No new Korean title has been announced by Ize Press or Yen Press as of now, but I’m looking forward to the follow-up volumes of the series already announced as volumes are released months apart. The new volumes I’m most looking forward to are for Solo Leveling, The Beginning After the End and Villains Are Destined to Die, all of which present fantasy and isekai elements.
2023 is going to be an interesting year for the digital market, now with so many services available to consumers, we’re surely starting to hit the upper limit of what can be sustained. Hopefully, nothing goes as far as being closed down, but I do worry we’re hitting the point of ‘Too Much Manga’. In terms of new titles, I’m looking forward to forthcoming titles from J-Novel Club’s new partnership with DRECOM Media, a newish publisher in Japan who is promising to give J-Novel Club their entire catalogue of titles and base how they approach which titles to continue and cancel on not only the Japanese reception but also the West.
Elsewhere several of the big Shounen Jump titles are currently running their final arc, including My Hero Academia and Jujutsu Kaisen, with those gone who will rise up to take the throne as the next hit series? Will Denpa finally get out that promised release of March Comes in Like a Lion? With so much coming out there’s always something to look forward to and I think that’s especially true going into the new year as the publishers aim to please with a bigger variety of titles, although weeding them out from the isekai is still a tricky task. A good job then, that the Anime UK News team have a varied taste in all things manga, manhua, manhwa and light novels…

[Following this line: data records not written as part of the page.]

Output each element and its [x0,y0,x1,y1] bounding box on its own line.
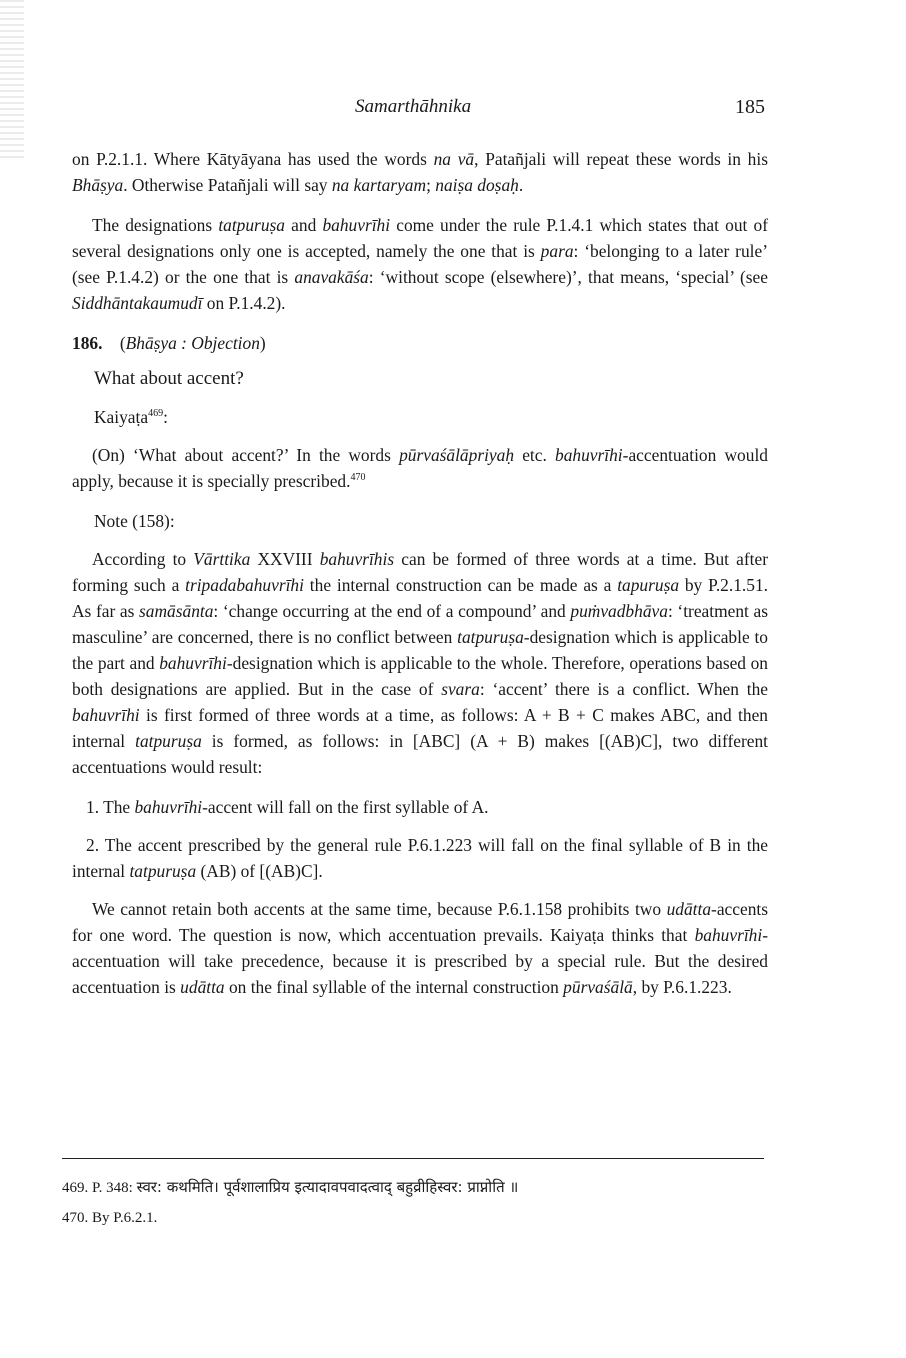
paragraph-2: The designations tatpuruṣa and bahuvrīhi come under the rule P.1.4.1 which states that out of several designations only one is accepted, namely the one that is para: ‘belonging to a later rule’ (see P.1.4.2) or the one that is anavakāśa: ‘without scope (elsewhere)’, that means, ‘special’ (see Siddhāntakaumudī on P.1.4.2). [72,215,769,313]
list-item-1: 1. The bahuvrīhi-accent will fall on the first syllable of A. [86,797,489,817]
page-number: 185 [735,96,765,118]
footnotes [62,1172,764,1233]
list-item-2: 2. The accent prescribed by the general rule P.6.1.223 will fall on the final syllable of B in the internal tatpuruṣa (AB) of [(AB)C]. [72,835,768,881]
question-line: What about accent? [94,368,244,389]
scan-edge-specks [0,0,24,160]
footnote-469-devanagari: स्वर: कथमिति। पूर्वशालाप्रिय इत्यादावपवादत्वाद् बहुव्रीहिस्वर: प्राप्नोति ॥ [136,1178,519,1196]
paragraph-3: (On) ‘What about accent?’ In the words pūrvaśālāpriyaḥ etc. bahuvrīhi-accentuation would apply, because it is specially prescribed.$^{470}$ [72,445,768,491]
running-title: Samarthāhnika [355,96,472,117]
paragraph-1: on P.2.1.1. Where Kātyāyana has used the words na vā, Patañjali will repeat these words in his Bhāṣya. Otherwise Patañjali will say na kartaryam; naiṣa doṣaḥ. [72,149,768,195]
section-number: 186. [72,333,103,353]
kaiyata-label: Kaiyaṭa$^{469}$: [94,407,168,427]
footnote-ref-470: 470 [350,472,366,484]
footnote-rule [62,1158,764,1159]
footnote-470: 470. By P.6.2.1. [62,1210,158,1226]
footnote-469: 469. P. 348: स्वर: कथमिति। पूर्वशालाप्रिय इत्यादावपवादत्वाद् बहुव्रीहिस्वर: प्राप्नोति ॥ [62,1178,519,1196]
footnote-ref-469: 469 [148,408,164,420]
page-header [0,96,906,126]
paragraph-5: We cannot retain both accents at the same time, because P.6.1.158 prohibits two udātta-accents for one word. The question is now, which accentuation prevails. Kaiyaṭa thinks that bahuvrīhi-accentuation will take precedence, because it is prescribed by a special rule. But the desired accentuation is udātta on the final syllable of the internal construction pūrvaśālā, by P.6.1.223. [72,899,768,997]
section-heading: 186. (Bhāṣya : Objection) [72,333,266,353]
page-body [72,146,768,1014]
paragraph-4: According to Vārttika XXVIII bahuvrīhis can be formed of three words at a time. But after forming such a tripadabahuvrīhi the internal construction can be made as a tapuruṣa by P.2.1.51. As far as samāsānta: ‘change occurring at the end of a compound’ and puṁvadbhāva: ‘treatment as masculine’ are concerned, there is no conflict between tatpuruṣa-designation which is applicable to the part and bahuvrīhi-designation which is applicable to the whole. Therefore, operations based on both designations are applied. But in the case of svara: ‘accent’ there is a conflict. When the bahuvrīhi is first formed of three words at a time, as follows: A + B + C makes ABC, and then internal tatpuruṣa is formed, as follows: in [ABC] (A + B) makes [(AB)C], two different accentuations would result: [72,549,769,777]
note-label: Note (158): [94,511,175,531]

Tokyopop’s LGBT+ Love x Love list is going from strength to strength, with – among others – two very different but well-written BL acquisitions to come in 2023 (among others): Kyugo’s taut and compelling dark contemporary saga Acid Town and the award-winning fantasy Lullaby of the Dawn by Ichika Yuno. Seven Seas continue to offer an excellent selection of diverse LGBTQI+ titles, including the wonderfully Machiavellian complexities of alternate historical Barbarities by Tsuta Suzuki (Heaven’s Design Team).